Aussi me fit-il envoyer vainement quelques bulletins de répétitions dont je conjurai le maléfice par une absence assidue. Parfois, le soir, enveloppé du manteau crépusculaire, je m’asseyais à la terrasse déserte du café Frontin, et j’y guettais le passage de Georges Feydeau, alors secrétaire de la Renaissance et qui, à cinq heures sonnant, avait épuisé ses mille regrets du jour.

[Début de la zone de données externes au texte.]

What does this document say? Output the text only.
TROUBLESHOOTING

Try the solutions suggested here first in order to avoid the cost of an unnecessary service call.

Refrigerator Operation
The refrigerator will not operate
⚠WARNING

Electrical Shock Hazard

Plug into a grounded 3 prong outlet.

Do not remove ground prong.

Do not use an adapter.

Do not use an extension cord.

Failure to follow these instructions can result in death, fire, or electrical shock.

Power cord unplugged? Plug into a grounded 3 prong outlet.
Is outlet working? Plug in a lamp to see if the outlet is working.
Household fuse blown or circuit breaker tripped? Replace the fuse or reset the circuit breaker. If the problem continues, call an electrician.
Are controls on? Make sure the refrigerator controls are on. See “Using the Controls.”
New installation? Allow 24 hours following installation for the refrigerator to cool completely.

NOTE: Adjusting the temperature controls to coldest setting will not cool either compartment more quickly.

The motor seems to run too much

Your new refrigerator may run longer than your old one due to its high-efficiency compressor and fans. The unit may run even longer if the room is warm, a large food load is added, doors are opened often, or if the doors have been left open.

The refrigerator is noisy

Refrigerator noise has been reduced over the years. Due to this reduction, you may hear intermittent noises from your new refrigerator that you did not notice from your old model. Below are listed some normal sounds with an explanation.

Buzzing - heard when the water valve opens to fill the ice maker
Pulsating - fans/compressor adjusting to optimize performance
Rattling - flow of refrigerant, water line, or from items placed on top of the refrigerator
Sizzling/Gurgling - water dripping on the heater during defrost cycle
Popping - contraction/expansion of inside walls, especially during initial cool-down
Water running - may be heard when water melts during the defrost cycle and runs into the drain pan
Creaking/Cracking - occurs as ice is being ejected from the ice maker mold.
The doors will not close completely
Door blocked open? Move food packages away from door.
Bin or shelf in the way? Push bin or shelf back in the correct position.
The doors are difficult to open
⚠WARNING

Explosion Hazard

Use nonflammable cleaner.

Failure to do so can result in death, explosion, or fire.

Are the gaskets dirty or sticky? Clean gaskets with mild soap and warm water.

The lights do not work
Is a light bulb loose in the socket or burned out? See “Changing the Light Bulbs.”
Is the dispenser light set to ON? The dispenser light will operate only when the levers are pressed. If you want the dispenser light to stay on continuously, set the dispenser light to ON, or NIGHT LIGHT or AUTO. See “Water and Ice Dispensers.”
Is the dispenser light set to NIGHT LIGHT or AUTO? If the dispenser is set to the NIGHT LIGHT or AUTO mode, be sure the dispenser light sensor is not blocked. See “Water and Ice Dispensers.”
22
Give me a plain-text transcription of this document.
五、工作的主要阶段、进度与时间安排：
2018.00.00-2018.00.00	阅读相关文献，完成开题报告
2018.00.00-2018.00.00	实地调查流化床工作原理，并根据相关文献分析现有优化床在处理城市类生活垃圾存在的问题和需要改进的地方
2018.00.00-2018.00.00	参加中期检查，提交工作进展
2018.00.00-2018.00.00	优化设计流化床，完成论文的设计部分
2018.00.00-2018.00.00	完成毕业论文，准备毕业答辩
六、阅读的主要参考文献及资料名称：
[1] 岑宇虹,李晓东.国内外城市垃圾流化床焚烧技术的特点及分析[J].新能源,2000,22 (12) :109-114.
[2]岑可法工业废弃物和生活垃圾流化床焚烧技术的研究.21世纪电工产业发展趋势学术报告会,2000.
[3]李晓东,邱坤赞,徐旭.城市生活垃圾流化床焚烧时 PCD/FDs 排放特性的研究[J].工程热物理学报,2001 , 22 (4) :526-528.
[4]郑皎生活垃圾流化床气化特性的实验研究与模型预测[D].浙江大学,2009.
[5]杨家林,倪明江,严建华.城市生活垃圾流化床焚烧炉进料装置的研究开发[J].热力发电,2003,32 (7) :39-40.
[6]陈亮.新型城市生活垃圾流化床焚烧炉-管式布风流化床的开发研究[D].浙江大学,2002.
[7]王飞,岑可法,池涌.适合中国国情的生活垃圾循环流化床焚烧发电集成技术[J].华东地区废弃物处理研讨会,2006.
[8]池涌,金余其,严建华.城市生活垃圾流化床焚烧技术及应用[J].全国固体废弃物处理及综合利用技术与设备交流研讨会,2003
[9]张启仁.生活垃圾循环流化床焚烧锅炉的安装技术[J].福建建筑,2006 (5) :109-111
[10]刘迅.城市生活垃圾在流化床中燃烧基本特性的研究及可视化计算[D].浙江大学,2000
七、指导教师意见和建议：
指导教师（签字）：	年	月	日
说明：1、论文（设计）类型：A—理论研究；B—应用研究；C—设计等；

J’apprenais de lui l’état des choses et que personne n’était venu, ni Paulin-Ménier, ni Réjane, ni la courtisane idéale du Caire, et qu’en les attendant, on répétait à tour de bras un fort vaudeville dont on n’avait pas encore les trois actes, suspendus à la plume des trois auteurs. — Est-il reçu, demandais-je pour rire ? — Vous ne le voudriez pas, vous êtes trop bon confrère. — Et il me dépeignait l’activité prodigieuse déployée par son admirable directeur dans la mise en scène de ce vaudeville dont le titre seul, d’ailleurs provisoire, était connu de ses interprètes.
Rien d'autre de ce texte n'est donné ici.